Sometimes medical language can completely obfuscate the real experience of the person who is ill. This hit home from me recently in an article written by Scott Harris in the Guardian regarding the sad and tragic death of his friend Emily Collingringe who died from chronic fatigue syndrome. He reflected that even the doctors and the public who have finally accepted that chronic fatigue syndrome is a genuine neurological illness and not psychosomatic, even among these people the illness is still called CFS which is still a:  

“ridiculous name… which is almost as damaging to ME sufferers as the symptoms we suffer. Fatigue is what a person feels after a hard work day or an intense session at the gym. It is a gentle tiredness that makes the back ache slightly and the eyelids a little heavy. It is cured by a nap or a reviving espresso. Collingridge was beyond bedridden. She was crippled by incessant agony and dependent on morphine. She was fed through a tube and her body couldn't cope with noise, light or movement. She was doubly incontinent and experienced periods of both blindness and paralysis ... She is now dead. To call the illness that savaged her "chronic fatigue syndrome" is like calling stomach cancer "chronic upset tummy"."

The language given to something or someone shapes how they are seen. It is a filter through which the truth becomes distorted. How the medical profession see us it affects, how the public see us, it even affects how much funding we are given a research, how much drug companies invest in us, and how easy it is so get benefits such as incapacity benefit or disability living allowance.

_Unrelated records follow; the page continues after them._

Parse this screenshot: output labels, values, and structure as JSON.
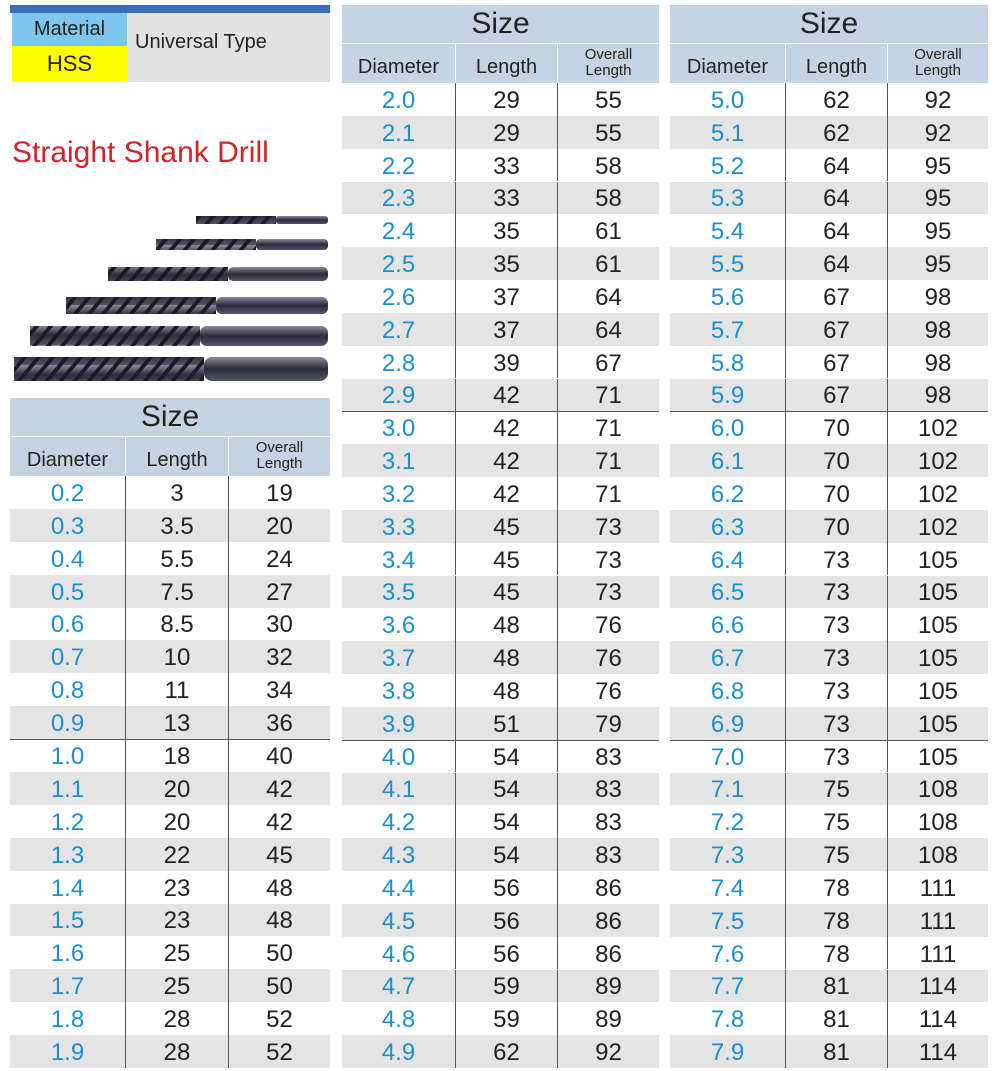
{
  "material": {
    "label": "Material",
    "value": "HSS",
    "type": "Universal Type"
  },
  "title": "Straight Shank Drill",
  "tables": [
    {
      "title": "Size",
      "columns": [
        "Diameter",
        "Length",
        "Overall Length"
      ],
      "rows": [
        [
          "0.2",
          "3",
          "19"
        ],
        [
          "0.3",
          "3.5",
          "20"
        ],
        [
          "0.4",
          "5.5",
          "24"
        ],
        [
          "0.5",
          "7.5",
          "27"
        ],
        [
          "0.6",
          "8.5",
          "30"
        ],
        [
          "0.7",
          "10",
          "32"
        ],
        [
          "0.8",
          "11",
          "34"
        ],
        [
          "0.9",
          "13",
          "36"
        ],
        [
          "1.0",
          "18",
          "40"
        ],
        [
          "1.1",
          "20",
          "42"
        ],
        [
          "1.2",
          "20",
          "42"
        ],
        [
          "1.3",
          "22",
          "45"
        ],
        [
          "1.4",
          "23",
          "48"
        ],
        [
          "1.5",
          "23",
          "48"
        ],
        [
          "1.6",
          "25",
          "50"
        ],
        [
          "1.7",
          "25",
          "50"
        ],
        [
          "1.8",
          "28",
          "52"
        ],
        [
          "1.9",
          "28",
          "52"
        ]
      ]
    },
    {
      "title": "Size",
      "columns": [
        "Diameter",
        "Length",
        "Overall Length"
      ],
      "rows": [
        [
          "2.0",
          "29",
          "55"
        ],
        [
          "2.1",
          "29",
          "55"
        ],
        [
          "2.2",
          "33",
          "58"
        ],
        [
          "2.3",
          "33",
          "58"
        ],
        [
          "2.4",
          "35",
          "61"
        ],
        [
          "2.5",
          "35",
          "61"
        ],
        [
          "2.6",
          "37",
          "64"
        ],
        [
          "2.7",
          "37",
          "64"
        ],
        [
          "2.8",
          "39",
          "67"
        ],
        [
          "2.9",
          "42",
          "71"
        ],
        [
          "3.0",
          "42",
          "71"
        ],
        [
          "3.1",
          "42",
          "71"
        ],
        [
          "3.2",
          "42",
          "71"
        ],
        [
          "3.3",
          "45",
          "73"
        ],
        [
          "3.4",
          "45",
          "73"
        ],
        [
          "3.5",
          "45",
          "73"
        ],
        [
          "3.6",
          "48",
          "76"
        ],
        [
          "3.7",
          "48",
          "76"
        ],
        [
          "3.8",
          "48",
          "76"
        ],
        [
          "3.9",
          "51",
          "79"
        ],
        [
          "4.0",
          "54",
          "83"
        ],
        [
          "4.1",
          "54",
          "83"
        ],
        [
          "4.2",
          "54",
          "83"
        ],
        [
          "4.3",
          "54",
          "83"
        ],
        [
          "4.4",
          "56",
          "86"
        ],
        [
          "4.5",
          "56",
          "86"
        ],
        [
          "4.6",
          "56",
          "86"
        ],
        [
          "4.7",
          "59",
          "89"
        ],
        [
          "4.8",
          "59",
          "89"
        ],
        [
          "4.9",
          "62",
          "92"
        ]
      ]
    },
    {
      "title": "Size",
      "columns": [
        "Diameter",
        "Length",
        "Overall Length"
      ],
      "rows": [
        [
          "5.0",
          "62",
          "92"
        ],
        [
          "5.1",
          "62",
          "92"
        ],
        [
          "5.2",
          "64",
          "95"
        ],
        [
          "5.3",
          "64",
          "95"
        ],
        [
          "5.4",
          "64",
          "95"
        ],
        [
          "5.5",
          "64",
          "95"
        ],
        [
          "5.6",
          "67",
          "98"
        ],
        [
          "5.7",
          "67",
          "98"
        ],
        [
          "5.8",
          "67",
          "98"
        ],
        [
          "5.9",
          "67",
          "98"
        ],
        [
          "6.0",
          "70",
          "102"
        ],
        [
          "6.1",
          "70",
          "102"
        ],
        [
          "6.2",
          "70",
          "102"
        ],
        [
          "6.3",
          "70",
          "102"
        ],
        [
          "6.4",
          "73",
          "105"
        ],
        [
          "6.5",
          "73",
          "105"
        ],
        [
          "6.6",
          "73",
          "105"
        ],
        [
          "6.7",
          "73",
          "105"
        ],
        [
          "6.8",
          "73",
          "105"
        ],
        [
          "6.9",
          "73",
          "105"
        ],
        [
          "7.0",
          "73",
          "105"
        ],
        [
          "7.1",
          "75",
          "108"
        ],
        [
          "7.2",
          "75",
          "108"
        ],
        [
          "7.3",
          "75",
          "108"
        ],
        [
          "7.4",
          "78",
          "111"
        ],
        [
          "7.5",
          "78",
          "111"
        ],
        [
          "7.6",
          "78",
          "111"
        ],
        [
          "7.7",
          "81",
          "114"
        ],
        [
          "7.8",
          "81",
          "114"
        ],
        [
          "7.9",
          "81",
          "114"
        ]
      ]
    }
  ]
}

I refuse to call my illness chronic fatigue syndrome because it does not in any way accurately express the experience I have. I think that's if it was called extreme exhaustion and unrelenting pain syndrome, it would be taken more seriously. But sadly it is usually not disabled people who create the language of their experience, it is something imposed on the. This misrepresentation is for ME sufferers "almost as damaging ... as the symptoms we suffer".

So, Chronic Fatigue Syndrome? My arse!